1973 Norton Commando Combat Roadster for Sale
The Norton Commando is truly iconic motorcycle, the dream of countless “ton-up boys”, now grown to middle-aged men. Rarer and a little more rakish than Triumphs of the same era, its forward-canted cylinders and fastback styling dripped with class and the promise of speed.
This one appears gorgeously restored:
Prior to 1973, Nortons sported the motor immortalized in the Tom Waits’ song Hang on St Christopher: “there’s a 750 Norton bustin’ down January’s door…” But 1973 saw the introduction of the 850 [actually 828cc] version of the venerable pre-unit twin. The bump in displacement allowed similar power with less stressed engine internals, a good thing, considering the reputation of the earlier 750 Combat motors…
With a 10:1 compression ratio and 65hp, the Combat was introduced as the hot-rod version of the Commando, and the name proved unintentionally apt, with the high-compression motors regularly grenading spectacularly: main bearings and broken pistons were shockingly common. This widely-publicised disaster was another the nail in the coffin for Norton’s reputation and the company continued to spiral into debt, with the last machines rolling off the line in 1977.
The 850’s were introduced in the Spring of 1973 and, if the badging on the side-panel is correct, this Commando is a 750 produced earlier in the year.

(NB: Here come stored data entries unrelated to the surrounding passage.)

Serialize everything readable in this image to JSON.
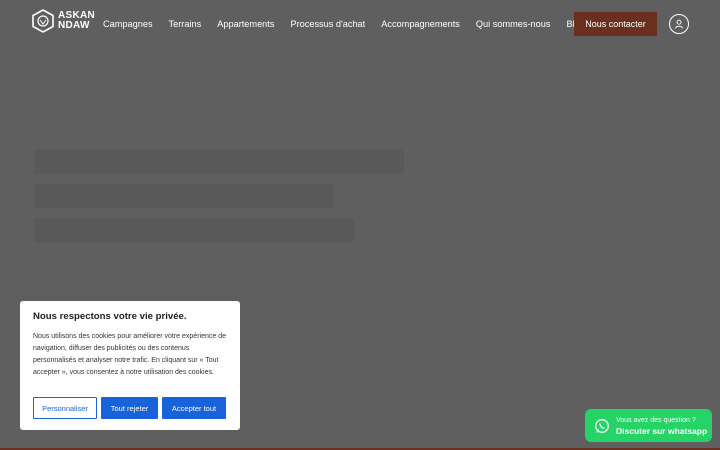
{
  "brand": {
    "line1": "ASKAN",
    "line2": "NDAW"
  },
  "nav": {
    "items": [
      "Campagnes",
      "Terrains",
      "Appartements",
      "Processus d'achat",
      "Accompagnements",
      "Qui sommes-nous",
      "Blog"
    ],
    "contact_label": "Nous contacter"
  },
  "cookie": {
    "title": "Nous respectons votre vie privée.",
    "text": "Nous utilisons des cookies pour améliorer votre expérience de navigation, diffuser des publicités ou des contenus personnalisés et analyser notre trafic. En cliquant sur « Tout accepter », vous consentez à notre utilisation des cookies.",
    "customize_label": "Personnaliser",
    "reject_label": "Tout rejeter",
    "accept_label": "Accepter tout"
  },
  "whatsapp": {
    "question": "Vous avez des question ?",
    "cta": "Discuter sur whatsapp"
  },
  "colors": {
    "overlay": "#5f5f5f",
    "brand_brown": "#6b2f1f",
    "cookie_blue": "#1863dc",
    "whatsapp_green": "#25d366"
  }
}
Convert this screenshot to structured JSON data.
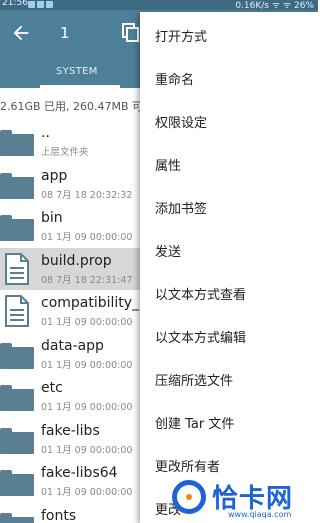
{
  "status_bar": {
    "time": "21:56",
    "right": "0.16K/s ᯤ ᯤ 26%"
  },
  "toolbar": {
    "selected_count": "1",
    "back_icon": "arrow-back-icon",
    "copy_icon": "copy-icon"
  },
  "path_bar": {
    "crumb": "SYSTEM"
  },
  "storage": {
    "info": "2.61GB 已用, 260.47MB 可"
  },
  "files": [
    {
      "name": "..",
      "meta": "上层文件夹",
      "type": "folder",
      "selected": false
    },
    {
      "name": "app",
      "meta": "08 7月 18 20:32:32",
      "type": "folder",
      "selected": false
    },
    {
      "name": "bin",
      "meta": "01 1月 09 00:00:00",
      "type": "folder",
      "selected": false
    },
    {
      "name": "build.prop",
      "meta": "08 7月 18 22:31:47",
      "type": "file",
      "selected": true
    },
    {
      "name": "compatibility_m",
      "meta": "01 1月 09 00:00:00",
      "type": "file",
      "selected": false
    },
    {
      "name": "data-app",
      "meta": "01 1月 09 00:00:00",
      "type": "folder",
      "selected": false
    },
    {
      "name": "etc",
      "meta": "01 1月 09 00:00:00",
      "type": "folder",
      "selected": false
    },
    {
      "name": "fake-libs",
      "meta": "01 1月 09 00:00:00",
      "type": "folder",
      "selected": false
    },
    {
      "name": "fake-libs64",
      "meta": "01 1月 09 00:00:00",
      "type": "folder",
      "selected": false
    },
    {
      "name": "fonts",
      "meta": "",
      "type": "folder",
      "selected": false
    }
  ],
  "menu": {
    "items": [
      "打开方式",
      "重命名",
      "权限设定",
      "属性",
      "添加书签",
      "发送",
      "以文本方式查看",
      "以文本方式编辑",
      "压缩所选文件",
      "创建 Tar 文件",
      "更改所有者",
      "更改"
    ]
  },
  "watermark": {
    "brand": "恰卡网",
    "domain": "www.qiaqa.com"
  },
  "colors": {
    "toolbar": "#4e7f99",
    "folder": "#5a7f93",
    "selected_row": "#d7d7d7",
    "watermark": "#1e63d6"
  }
}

The seller is a fan of old British motorcycles, but is listing this on behalf of his brother’s widow:
This is a spectacular Commando that was given a complete, ground-up professional restoration by my late brother, and I am selling it on behalf of his wife.
The restoration was completed in 2008/09 and is correct to all specifications with the exception of the alloy tank, alloy wheels and stainless spokes and stainless rear mudguard, plus braided stainless brake lines. There are many new, better-than-original-quality parts.
I am a Velocette guy, but nothing I have ever ridden is as tight, responsive and sure as this bike. The handling is just as superb as the appearance. I’d love to have it for myself but the 7 bikes I already own make that impossible.
Technical details are spare, but the seller appears happy to answer any serious questions, and he’s posted pictures of what appears to be a very beautiful bike. From the work that’s gone into the restoration, I’d assume the motor’s been built to be far more durable than the original, and the Buy It Now price he mentions in the listing seems very fair.